Military vehicles carrying Wing Loong — a Chinese-made, medium-altitude, long-endurance, unmanned aerial vehicle — drive past Tiananmen Gate during a military parade to commemorate the 70th anniversary of Japan's World War II defeat in Beijing on Thursday.

China today sent mixed signals about its military and strategic aims — at once parading tanks, missiles and precision-drilled soldiers through the streets of Beijing even as President Xi Jinping announced there would be 300,000 fewer troops by 2018.

The parade — meant to mark 70 years since Japan's defeat at the end of World War II — comes a day after the Pentagon said it was tracking the movements of five Chinese warships in the Bering Sea near Alaska's Aleutian Islands, what one defense official quoted by The Wall Street Journal described as a "first" for China, although the official said the vessels' movements did not appear threatening.

The Associated Press notes that the parade:

"involved more than 12,000 troops, 500 pieces of military hardware and 200 aircraft of various types, representing what military officials say is the Chinese military's most cutting-edge technology.
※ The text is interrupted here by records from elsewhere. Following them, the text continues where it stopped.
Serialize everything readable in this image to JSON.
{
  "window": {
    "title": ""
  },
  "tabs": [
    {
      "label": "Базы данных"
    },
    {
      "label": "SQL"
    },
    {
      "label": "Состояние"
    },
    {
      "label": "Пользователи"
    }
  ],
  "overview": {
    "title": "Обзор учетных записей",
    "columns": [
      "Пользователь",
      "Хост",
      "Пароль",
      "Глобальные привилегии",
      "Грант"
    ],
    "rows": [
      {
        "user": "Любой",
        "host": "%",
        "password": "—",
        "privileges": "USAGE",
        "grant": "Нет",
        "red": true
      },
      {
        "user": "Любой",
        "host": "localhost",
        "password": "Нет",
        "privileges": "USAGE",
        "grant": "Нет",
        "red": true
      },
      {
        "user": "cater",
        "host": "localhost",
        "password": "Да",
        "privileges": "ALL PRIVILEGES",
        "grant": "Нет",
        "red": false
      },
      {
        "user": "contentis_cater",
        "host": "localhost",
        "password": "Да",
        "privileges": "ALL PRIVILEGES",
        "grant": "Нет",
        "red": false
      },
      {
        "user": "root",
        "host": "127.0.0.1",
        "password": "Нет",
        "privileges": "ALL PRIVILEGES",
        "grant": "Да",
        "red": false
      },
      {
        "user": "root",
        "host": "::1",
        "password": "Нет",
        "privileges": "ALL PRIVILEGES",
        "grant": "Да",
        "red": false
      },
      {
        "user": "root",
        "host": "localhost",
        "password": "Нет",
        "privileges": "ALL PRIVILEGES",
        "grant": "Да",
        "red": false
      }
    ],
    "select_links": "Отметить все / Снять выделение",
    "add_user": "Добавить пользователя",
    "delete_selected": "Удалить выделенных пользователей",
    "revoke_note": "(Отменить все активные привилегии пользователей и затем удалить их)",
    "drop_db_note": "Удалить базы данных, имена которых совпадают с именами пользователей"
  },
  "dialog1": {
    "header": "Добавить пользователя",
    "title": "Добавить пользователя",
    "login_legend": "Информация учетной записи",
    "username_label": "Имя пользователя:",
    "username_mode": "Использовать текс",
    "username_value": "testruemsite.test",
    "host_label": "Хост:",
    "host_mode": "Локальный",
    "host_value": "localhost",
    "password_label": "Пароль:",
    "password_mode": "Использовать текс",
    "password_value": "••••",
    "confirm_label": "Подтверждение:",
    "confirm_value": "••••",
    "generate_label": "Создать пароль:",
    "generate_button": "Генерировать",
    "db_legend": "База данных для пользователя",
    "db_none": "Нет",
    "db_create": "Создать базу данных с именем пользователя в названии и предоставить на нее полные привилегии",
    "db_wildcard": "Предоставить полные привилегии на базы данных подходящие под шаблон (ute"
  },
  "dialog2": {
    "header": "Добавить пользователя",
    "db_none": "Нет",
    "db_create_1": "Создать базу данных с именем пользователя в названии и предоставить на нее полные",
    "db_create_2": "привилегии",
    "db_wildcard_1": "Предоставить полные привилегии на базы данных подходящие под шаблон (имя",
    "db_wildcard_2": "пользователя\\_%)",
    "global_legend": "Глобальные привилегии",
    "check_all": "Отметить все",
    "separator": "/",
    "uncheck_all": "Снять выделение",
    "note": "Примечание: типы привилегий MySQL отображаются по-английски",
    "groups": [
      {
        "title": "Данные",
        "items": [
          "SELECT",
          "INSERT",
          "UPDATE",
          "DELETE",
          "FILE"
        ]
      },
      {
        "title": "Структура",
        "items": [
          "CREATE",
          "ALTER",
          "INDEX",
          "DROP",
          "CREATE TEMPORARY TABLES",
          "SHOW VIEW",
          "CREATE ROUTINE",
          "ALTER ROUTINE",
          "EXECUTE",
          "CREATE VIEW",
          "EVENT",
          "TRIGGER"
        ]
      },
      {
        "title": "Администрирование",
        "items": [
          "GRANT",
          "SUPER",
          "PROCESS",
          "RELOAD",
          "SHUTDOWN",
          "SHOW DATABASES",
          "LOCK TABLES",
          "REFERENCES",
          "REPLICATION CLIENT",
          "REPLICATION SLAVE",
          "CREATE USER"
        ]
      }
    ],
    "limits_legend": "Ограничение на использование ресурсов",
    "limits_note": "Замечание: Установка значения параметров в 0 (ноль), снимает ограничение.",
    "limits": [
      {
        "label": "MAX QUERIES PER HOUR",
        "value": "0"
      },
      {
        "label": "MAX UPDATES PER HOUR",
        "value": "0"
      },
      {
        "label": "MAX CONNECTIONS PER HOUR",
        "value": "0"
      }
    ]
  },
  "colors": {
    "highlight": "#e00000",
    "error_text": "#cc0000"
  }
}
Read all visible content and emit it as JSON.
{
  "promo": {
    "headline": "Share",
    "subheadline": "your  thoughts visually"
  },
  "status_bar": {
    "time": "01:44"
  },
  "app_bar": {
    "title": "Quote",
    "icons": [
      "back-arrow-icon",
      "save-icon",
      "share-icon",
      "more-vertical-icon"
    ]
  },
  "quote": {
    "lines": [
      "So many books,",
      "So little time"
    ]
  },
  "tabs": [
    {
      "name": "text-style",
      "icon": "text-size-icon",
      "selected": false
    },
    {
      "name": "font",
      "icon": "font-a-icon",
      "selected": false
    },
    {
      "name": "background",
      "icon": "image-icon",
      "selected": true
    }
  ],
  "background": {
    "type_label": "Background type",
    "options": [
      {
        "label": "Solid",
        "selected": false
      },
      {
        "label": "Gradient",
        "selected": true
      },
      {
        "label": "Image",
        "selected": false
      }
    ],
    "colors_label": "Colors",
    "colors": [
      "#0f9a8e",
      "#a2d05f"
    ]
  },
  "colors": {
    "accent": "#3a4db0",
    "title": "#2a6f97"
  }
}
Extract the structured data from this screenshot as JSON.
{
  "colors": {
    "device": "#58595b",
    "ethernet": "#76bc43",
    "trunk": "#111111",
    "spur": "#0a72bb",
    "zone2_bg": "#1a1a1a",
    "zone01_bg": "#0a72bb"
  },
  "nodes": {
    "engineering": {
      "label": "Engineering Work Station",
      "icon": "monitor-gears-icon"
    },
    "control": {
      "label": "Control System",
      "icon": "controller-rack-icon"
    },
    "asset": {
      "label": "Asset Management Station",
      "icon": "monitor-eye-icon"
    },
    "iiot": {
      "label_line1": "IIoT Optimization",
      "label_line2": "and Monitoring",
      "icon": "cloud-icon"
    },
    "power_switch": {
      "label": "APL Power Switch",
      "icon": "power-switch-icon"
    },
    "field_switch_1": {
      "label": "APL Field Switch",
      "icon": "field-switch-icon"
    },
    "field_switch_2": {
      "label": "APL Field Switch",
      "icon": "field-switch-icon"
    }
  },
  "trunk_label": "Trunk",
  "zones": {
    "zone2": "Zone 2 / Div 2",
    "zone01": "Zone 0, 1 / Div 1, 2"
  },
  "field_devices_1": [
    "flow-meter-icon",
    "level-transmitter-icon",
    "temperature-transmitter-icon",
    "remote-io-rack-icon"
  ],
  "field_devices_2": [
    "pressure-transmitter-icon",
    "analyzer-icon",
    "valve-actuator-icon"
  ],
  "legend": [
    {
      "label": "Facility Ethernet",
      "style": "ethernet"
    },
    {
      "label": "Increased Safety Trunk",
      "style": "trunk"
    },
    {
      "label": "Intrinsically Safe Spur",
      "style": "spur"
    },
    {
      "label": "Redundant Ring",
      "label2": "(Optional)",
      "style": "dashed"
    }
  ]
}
"The parade is part of commemorations packaged to bolster the ruling Communist Party's self-declared role as the driving force behind Japan's defeat 70 years ago and savior of the nation, though historians say the rival Nationalists did most of the fighting. The events also minimize the role of the U.S., Britain and others, although Beijing has attempted to stress the support it has received from a wide spectrum of foreign nations."

Xi, speaking to an audience from the rostrum overlooking Tiananmen Square before the parade began, said: "China will always uphold the path of peaceful development."

He also said Beijing would reduce its 2.3 million strong military by 13 percent.

The BBC reports:

"Delegations from 51 countries were invited to attend the parade, and Japan and the Philippines opted against sending anyone. Leaders of major Western countries will also be absent from the viewing stands in Tiananmen Square.

"'Thousands of British servicemen died in WW2 in Asia and it's right that we commemorate that,' UK Foreign Secretary Philip Hammond said on a trip to China in August.

"But then he added: 'We are not huge fans of military parades, showing off shining new aggressive equipment, in general.'"

"The parade is politically necessary," Bai Nan, 23, an engineering student, was quoted as saying by The New York Times. "It will tell the people that China is now a strong country. And it will also somehow [make] the people respect the government."

"I admire President Xi," he said. "He is capable in everything from anti-corruption to the conflict in the South China Sea. He is a great man."

Reuters notes: "The [Defense] Ministry said the cuts would be mostly complete by the end of 2017. The move is likely part of long-mooted military rationalization plans, which have included spending more money on high-tech weapons for the navy and air force. Troop numbers have been cut three times already since the 1980s."